Al tiempo, esa misma tecnología también está restando importancia a la localización de los individuos. Hoy podemos mantenernos en contacto por texto, sonido e imagen mediante un móvil, portátil o e-reader con 3G o wifi desde prácticamente cualquier rincón del planeta. Conforme pase el tiempo, cada vez un mayor porcentaje de trabajos –y especialmente los más valiosos– podrá desempeñarse desde casa sin una jornada laboral reglada y al uso: médicos, profesores universitarios, inversores profesionales, altos directivos... ¿De qué servirán entonces las huelgas generales?

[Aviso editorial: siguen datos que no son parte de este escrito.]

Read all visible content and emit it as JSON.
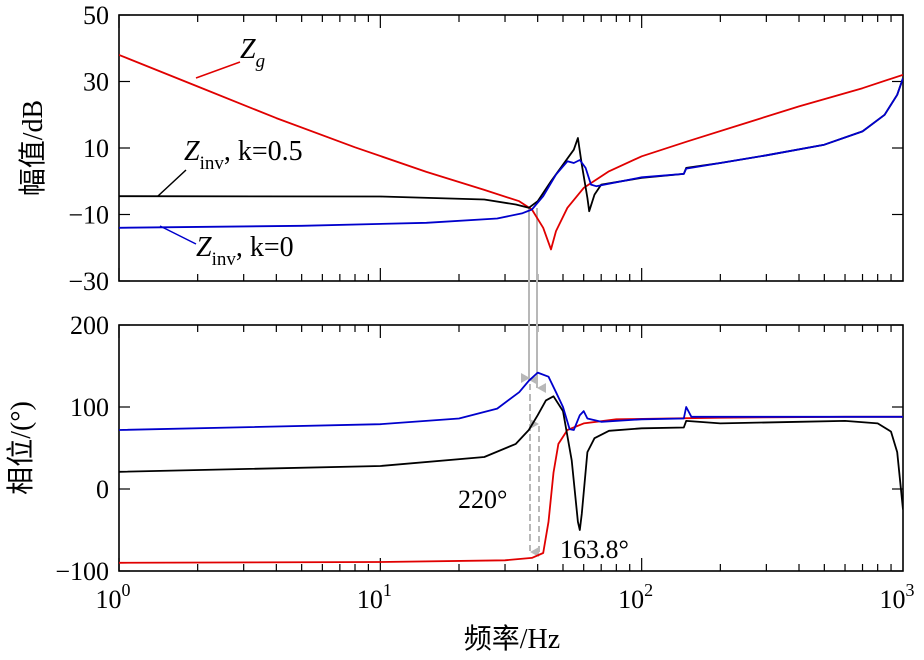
{
  "chart_data": [
    {
      "type": "line",
      "ylabel": "幅值/dB",
      "xscale": "log",
      "xlim": [
        1,
        1000
      ],
      "ylim": [
        -30,
        50
      ],
      "yticks": [
        "50",
        "30",
        "10",
        "-10",
        "-30"
      ],
      "yticks_values": [
        50,
        30,
        10,
        -10,
        -30
      ],
      "series": [
        {
          "name": "Zg",
          "label_main": "Z",
          "label_sub": "g",
          "color": "#e00000",
          "points": [
            [
              1,
              38
            ],
            [
              2,
              28.5
            ],
            [
              4,
              19
            ],
            [
              8,
              10.2
            ],
            [
              15,
              2.8
            ],
            [
              25,
              -2.6
            ],
            [
              34,
              -6
            ],
            [
              38,
              -8.5
            ],
            [
              42,
              -14
            ],
            [
              45,
              -20.5
            ],
            [
              47,
              -15
            ],
            [
              52,
              -8
            ],
            [
              60,
              -2
            ],
            [
              75,
              3
            ],
            [
              100,
              7.5
            ],
            [
              150,
              12
            ],
            [
              250,
              17.5
            ],
            [
              400,
              22.5
            ],
            [
              700,
              28
            ],
            [
              1000,
              32
            ]
          ]
        },
        {
          "name": "Zinv, k=0.5",
          "label_main": "Z",
          "label_sub": "inv",
          "label_rest": ", k=0.5",
          "color": "#000000",
          "points": [
            [
              1,
              -4.5
            ],
            [
              10,
              -4.6
            ],
            [
              25,
              -5.5
            ],
            [
              33,
              -7
            ],
            [
              37,
              -8
            ],
            [
              40,
              -6
            ],
            [
              45,
              0
            ],
            [
              50,
              5
            ],
            [
              55,
              9.5
            ],
            [
              57,
              13
            ],
            [
              59,
              5
            ],
            [
              62,
              -5
            ],
            [
              63,
              -9
            ],
            [
              66,
              -4
            ],
            [
              70,
              -1
            ],
            [
              100,
              1
            ],
            [
              145,
              2.2
            ],
            [
              148,
              4
            ],
            [
              200,
              5.5
            ],
            [
              300,
              7.8
            ],
            [
              500,
              11
            ],
            [
              700,
              15
            ],
            [
              850,
              20
            ],
            [
              950,
              26
            ],
            [
              1000,
              31
            ]
          ]
        },
        {
          "name": "Zinv, k=0",
          "label_main": "Z",
          "label_sub": "inv",
          "label_rest": ", k=0",
          "color": "#0000cc",
          "points": [
            [
              1,
              -14
            ],
            [
              5,
              -13.4
            ],
            [
              15,
              -12.5
            ],
            [
              28,
              -11.2
            ],
            [
              35,
              -9.6
            ],
            [
              38,
              -8.5
            ],
            [
              42,
              -4.5
            ],
            [
              47,
              2
            ],
            [
              52,
              6
            ],
            [
              55,
              5.5
            ],
            [
              58,
              6.4
            ],
            [
              61,
              4
            ],
            [
              64,
              -1
            ],
            [
              67,
              -1.5
            ],
            [
              72,
              -1
            ],
            [
              100,
              1.2
            ],
            [
              145,
              2.2
            ],
            [
              148,
              3.8
            ],
            [
              200,
              5.5
            ],
            [
              300,
              7.8
            ],
            [
              500,
              11
            ],
            [
              700,
              15
            ],
            [
              850,
              20
            ],
            [
              950,
              26
            ],
            [
              1000,
              31
            ]
          ]
        }
      ]
    },
    {
      "type": "line",
      "ylabel": "相位/(°)",
      "xlabel": "频率/Hz",
      "xscale": "log",
      "xlim": [
        1,
        1000
      ],
      "ylim": [
        -100,
        200
      ],
      "yticks": [
        "200",
        "100",
        "0",
        "-100"
      ],
      "yticks_values": [
        200,
        100,
        0,
        -100
      ],
      "xticks": [
        {
          "base": "10",
          "exp": "0",
          "value": 1
        },
        {
          "base": "10",
          "exp": "1",
          "value": 10
        },
        {
          "base": "10",
          "exp": "2",
          "value": 100
        },
        {
          "base": "10",
          "exp": "3",
          "value": 1000
        }
      ],
      "annotations": {
        "left": "220°",
        "right": "163.8°"
      },
      "series": [
        {
          "name": "Zg",
          "color": "#e00000",
          "points": [
            [
              1,
              -90
            ],
            [
              10,
              -89
            ],
            [
              30,
              -87
            ],
            [
              38,
              -84
            ],
            [
              42,
              -78
            ],
            [
              44,
              -40
            ],
            [
              46,
              20
            ],
            [
              48,
              55
            ],
            [
              52,
              72
            ],
            [
              60,
              80
            ],
            [
              80,
              85
            ],
            [
              200,
              87
            ],
            [
              600,
              88
            ],
            [
              1000,
              88
            ]
          ]
        },
        {
          "name": "Zinv, k=0.5",
          "color": "#000000",
          "points": [
            [
              1,
              21
            ],
            [
              10,
              28
            ],
            [
              25,
              39
            ],
            [
              33,
              55
            ],
            [
              37,
              72
            ],
            [
              40,
              90
            ],
            [
              43,
              108
            ],
            [
              46,
              113
            ],
            [
              50,
              95
            ],
            [
              54,
              35
            ],
            [
              57,
              -40
            ],
            [
              58,
              -50
            ],
            [
              59,
              -30
            ],
            [
              62,
              45
            ],
            [
              66,
              62
            ],
            [
              75,
              71
            ],
            [
              100,
              74
            ],
            [
              145,
              75
            ],
            [
              148,
              83
            ],
            [
              200,
              80
            ],
            [
              400,
              82
            ],
            [
              600,
              83
            ],
            [
              800,
              80
            ],
            [
              900,
              70
            ],
            [
              950,
              45
            ],
            [
              1000,
              -25
            ]
          ]
        },
        {
          "name": "Zinv, k=0",
          "color": "#0000cc",
          "points": [
            [
              1,
              72
            ],
            [
              10,
              79
            ],
            [
              20,
              86
            ],
            [
              28,
              98
            ],
            [
              34,
              118
            ],
            [
              37,
              132
            ],
            [
              40,
              142
            ],
            [
              44,
              137
            ],
            [
              47,
              118
            ],
            [
              50,
              100
            ],
            [
              53,
              73
            ],
            [
              55,
              72
            ],
            [
              58,
              90
            ],
            [
              60,
              95
            ],
            [
              62,
              86
            ],
            [
              70,
              82
            ],
            [
              100,
              85
            ],
            [
              145,
              86
            ],
            [
              148,
              100
            ],
            [
              155,
              88
            ],
            [
              200,
              88
            ],
            [
              1000,
              88
            ]
          ]
        }
      ]
    }
  ]
}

Hoy la lógica para que una huelga general triunfe no pasa por convencer al trabajador, sino por forzarle a que se quede en casa. Pero dentro de unas décadas, la propia casa será el centro de trabajo para la mayor parte de las ocupaciones. ¿Cómo lograrán entonces los sindicatos que las huelgas generales triunfen cuando, como ahora, la inmensa mayoría de la población se niegue a secundarla? La verdad es que no lo sé; me gustaría pensar que el progreso técnico hará que ese instrumento tan antiobrerista como son las huelgas generales (e incluso, por qué no, los sindicatos) quede por siempre obsoleto. Pero lo más probable es que se busquen (y se encuentren) nuevas artimañas para seguir justificando el parasitismo de la clase sindical sobre el resto de la sociedad.

Por ejemplo, se me ocurre un modo de trasladar al futuro los utilísimos instrumentos actuales de imponer servicios máximos y de bloquear el acceso al centro mediante piquetes, esto es, de cortar las vías de comunicación y de apalear a quienes no secunden la huelga.

Para cortocircuitar nuestras comunicaciones, bastaría con que nuestros exaltados sindicatos arrancaran los cables de fibra óptica o negociaran con el Gobierno para que obligara a las empresas proveedoras a limitar enormemente la velocidad de navegación o, simplemente, a restringir el acceso diario a un número máximo de conexiones (aun así las llamarían "conexiones mínimas", no se preocupen). Para sustituir a los piquetes del pegamiento, la masilla y la silicona, podrían recurrir a propagar algún virus durmiente que se activara el día de la huelga y destruyera el equipo informático en caso de que el trabajador quisiera utilizarlo.

Desconozco si la sociedad estaría dispuesta a tragar con semejantes tretas. No sé si en tales circunstancias los sindicatos podrían hablar exultantes de que el "seguimiento masivo" de la huelga demuestra que la sociedad los respalda. Lo que sí sé es que hoy deberíamos observar los "servicios máximos" y los piquetes antiproletarios como lo que son: un corte general de las comunicaciones y una inoculación de amenazantes virus en los centros de trabajo. Y todo, claro, con la complicidad del Gobierno de la nación, esa institución presuntamente formada para defender las libertades de los ciudadanos pero que se ha convertido en uno de sus mayores conculcadores.